Baked Coconut Shrimp Ingredients:

  • 1 pound large shrimp, peeled and deveined (tails on or off based on preference)
  • 1 cup all-purpose flour
  • 2 large eggs
  • 1 cup shredded coconut (sweetened or unsweetened)
  • 1 cup panko breadcrumbs (Japanese-style breadcrumbs)
  • 1/2 teaspoon garlic powder
  • 1/2 teaspoon onion powder
  • 1/2 teaspoon paprika
  • Salt and pepper, to taste
  • Cooking spray or a small amount of oil for greasing

Prepare the Shrimp:

1

Preheat Oven: Preheat your oven to 400°F (200°C). Line a baking sheet with parchment paper or lightly grease it with cooking spray.
Dry Shrimp: Pat the shrimp dry with paper towels. This helps the coating stick better.

Prepare the Breading Stations:

2

Flour: Place the flour in a shallow bowl.
Eggs: In another shallow bowl, beat the eggs.
Coconut Mixture: In a third shallow bowl, mix the shredded coconut, panko breadcrumbs, garlic powder, onion powder, paprika, salt, and pepper.

Bread the Shrimp:

3

Dredge in Flour: Coat each shrimp in flour, shaking off the excess.
Dip in Egg: Dip the floured shrimp into the beaten eggs, letting any excess drip off.
Coat with Coconut Mixture: Press the shrimp into the coconut mixture, ensuring it’s evenly coated. Gently press the mixture onto the shrimp to help it stick.

Bake the Shrimp:

4

Arrange on Baking Sheet: Place the coated shrimp in a single layer on the prepared baking sheet. Make sure they are not touching to ensure even baking.
Spray with Oil: Lightly spray the shrimp with cooking spray or drizzle a small amount of oil over them. This helps them get crispy and golden.
Bake: Bake in the preheated oven for 12-15 minutes, or until the shrimp are cooked through and the coating is golden brown and crispy. The shrimp should be opaque and have an internal temperature of 120°F (49°C).

Serve:

5

Check for Crispiness: If needed, you can broil the shrimp for an additional 1-2 minutes to achieve extra crispiness, but watch them closely to prevent burning.
Serve Immediately: Serve the baked coconut shrimp warm with your favorite dipping sauce, such as sweet chili sauce, honey mustard, or a spicy mango salsa.

Recipe Notes:

Shrimp Size: Use large shrimp for the best results. If you’re using smaller shrimp, adjust the baking time as needed.

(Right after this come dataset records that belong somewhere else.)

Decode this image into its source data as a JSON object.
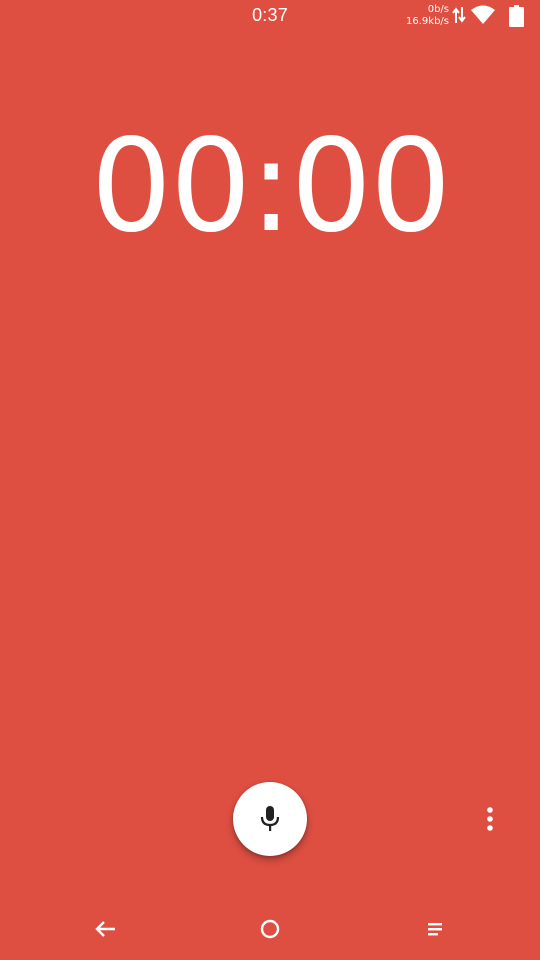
{
  "status_bar": {
    "time": "0:37",
    "upload_speed": "0b/s",
    "download_speed": "16.9kb/s",
    "icons": [
      "data-transfer-icon",
      "wifi-icon",
      "battery-icon"
    ]
  },
  "timer": {
    "display": "00:00"
  },
  "controls": {
    "primary_action_icon": "microphone-icon",
    "overflow_icon": "more-vert-icon"
  },
  "nav_bar": {
    "icons": [
      "back-icon",
      "home-icon",
      "recents-icon"
    ]
  },
  "colors": {
    "background": "#DE4F42",
    "foreground": "#FFFFFF",
    "button_surface": "#FFFFFF",
    "mic_icon": "#212121"
  }
}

Coconut: Sweetened coconut adds a bit of extra flavor, but you can use unsweetened coconut for a less sweet taste.

Dipping Sauce: Serve with your favorite dipping sauce, such as sweet chili sauce, honey mustard, or a spicy mango salsa.

Crispiness: For extra crispiness, broil the shrimp for an additional 1-2 minutes at the end of baking, but watch them closely to prevent burning.

Storage: Store any leftovers in an airtight container in the refrigerator for up to 2 days. Reheat in the oven to maintain crispiness.